Радовались одному молодые Долгорукие, что было у них пристанище, жилье, что не огрубели от горестей беспрестанных сердца их, что радовались взоры и листве зеленой и шуму крыльев птиц перелетных и синей глади озера – моря в безветренную погоду. Других поводов для радости было весьма мало: схоронили одного за другим родителей князя Ивана, не успевали гасить ссорами между братьями и сестрами его: те все вспыхивали друг на друга бранчливою злобою, делили имущество да остатки драгоценностей; выхаживали от жестоких простуд и слабостей сына своего Михайлушку – тот окреп лишь годам к пяти.. Топили печи по три раза на день, возились с нехитрым хозяйством: гусями да утицами, читали сохранившиеся книги.. Томительные зимние вечера проводили нередко и в семье коменданта крепости – острога, где женщины тихо вышивали покрова для церкви местной, а мужчины - играли в нарды, курили трубки.
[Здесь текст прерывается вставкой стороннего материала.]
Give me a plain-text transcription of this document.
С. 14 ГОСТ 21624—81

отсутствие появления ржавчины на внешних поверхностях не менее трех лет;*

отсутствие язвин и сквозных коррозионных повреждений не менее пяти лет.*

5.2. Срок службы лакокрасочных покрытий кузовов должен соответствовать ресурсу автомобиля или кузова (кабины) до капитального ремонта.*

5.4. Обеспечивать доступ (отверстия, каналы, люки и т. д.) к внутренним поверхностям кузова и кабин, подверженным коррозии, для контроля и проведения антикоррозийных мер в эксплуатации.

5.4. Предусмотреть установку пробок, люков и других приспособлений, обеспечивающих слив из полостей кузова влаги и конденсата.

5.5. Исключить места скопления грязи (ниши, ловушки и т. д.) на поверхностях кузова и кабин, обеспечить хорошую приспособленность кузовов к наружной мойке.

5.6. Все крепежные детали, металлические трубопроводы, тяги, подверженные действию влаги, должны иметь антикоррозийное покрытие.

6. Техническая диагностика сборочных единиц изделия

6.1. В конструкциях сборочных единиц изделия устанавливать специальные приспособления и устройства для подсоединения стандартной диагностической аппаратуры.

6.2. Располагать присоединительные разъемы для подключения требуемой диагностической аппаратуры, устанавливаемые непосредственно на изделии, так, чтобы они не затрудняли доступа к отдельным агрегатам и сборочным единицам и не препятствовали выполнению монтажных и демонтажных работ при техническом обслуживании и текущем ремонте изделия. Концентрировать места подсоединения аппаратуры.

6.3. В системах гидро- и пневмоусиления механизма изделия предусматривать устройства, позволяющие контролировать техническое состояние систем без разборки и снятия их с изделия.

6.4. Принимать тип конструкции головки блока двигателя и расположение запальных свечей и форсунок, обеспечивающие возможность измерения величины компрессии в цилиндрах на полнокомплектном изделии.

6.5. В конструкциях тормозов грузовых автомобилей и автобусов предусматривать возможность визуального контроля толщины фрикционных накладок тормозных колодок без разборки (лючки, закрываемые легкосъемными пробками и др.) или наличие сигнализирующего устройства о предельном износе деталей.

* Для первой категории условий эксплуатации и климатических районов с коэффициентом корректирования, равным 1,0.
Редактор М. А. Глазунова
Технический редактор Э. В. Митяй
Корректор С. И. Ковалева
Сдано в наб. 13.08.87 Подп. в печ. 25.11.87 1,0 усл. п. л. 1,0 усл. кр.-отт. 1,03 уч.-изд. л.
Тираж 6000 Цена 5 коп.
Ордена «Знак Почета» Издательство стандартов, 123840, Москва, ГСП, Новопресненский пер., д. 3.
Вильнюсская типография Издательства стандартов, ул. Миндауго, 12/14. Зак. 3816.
Вели нескончаемые, длинные разговоры о прежней блестящей жизни, о нравах придворных. Иной раз хмельная брага развязывала им языки и говорили они лишнее. Особенно горяч был во хмелю князь Иван Алексеевич.
Раз ляпнул он что то несуразное о Государыне Анне Иоанновне в присутствии новоприбывшего в острог поручика Овцына. Неведом был никому этот поручик, обаятельный, бесшабашный, бросающий горячие взгляды на княжну Екатерину Долгорукую, вдову – невесту. Та, в удивление всем, не отвергала его ухаживаний, позволяла целовать кончики пальцев, шепталась с ним о чем то в сенях, поддразнивала, кокетничала. Подарил ей Овцын и связку шкурок горнастаевых, якобы в надежде вымолить тайное свидание..
Это было опасно, да жалели Катеринушку все, за жизнь ее разбитую, не смели одергивать, боялись предостеречь! Да и уж больно обходителен был Овцын,
любил беседовать с опальными арестантами обо всем на свете, а те по простоте своей душевной, да с тоски по людям, и не заподозрили ничего дурного!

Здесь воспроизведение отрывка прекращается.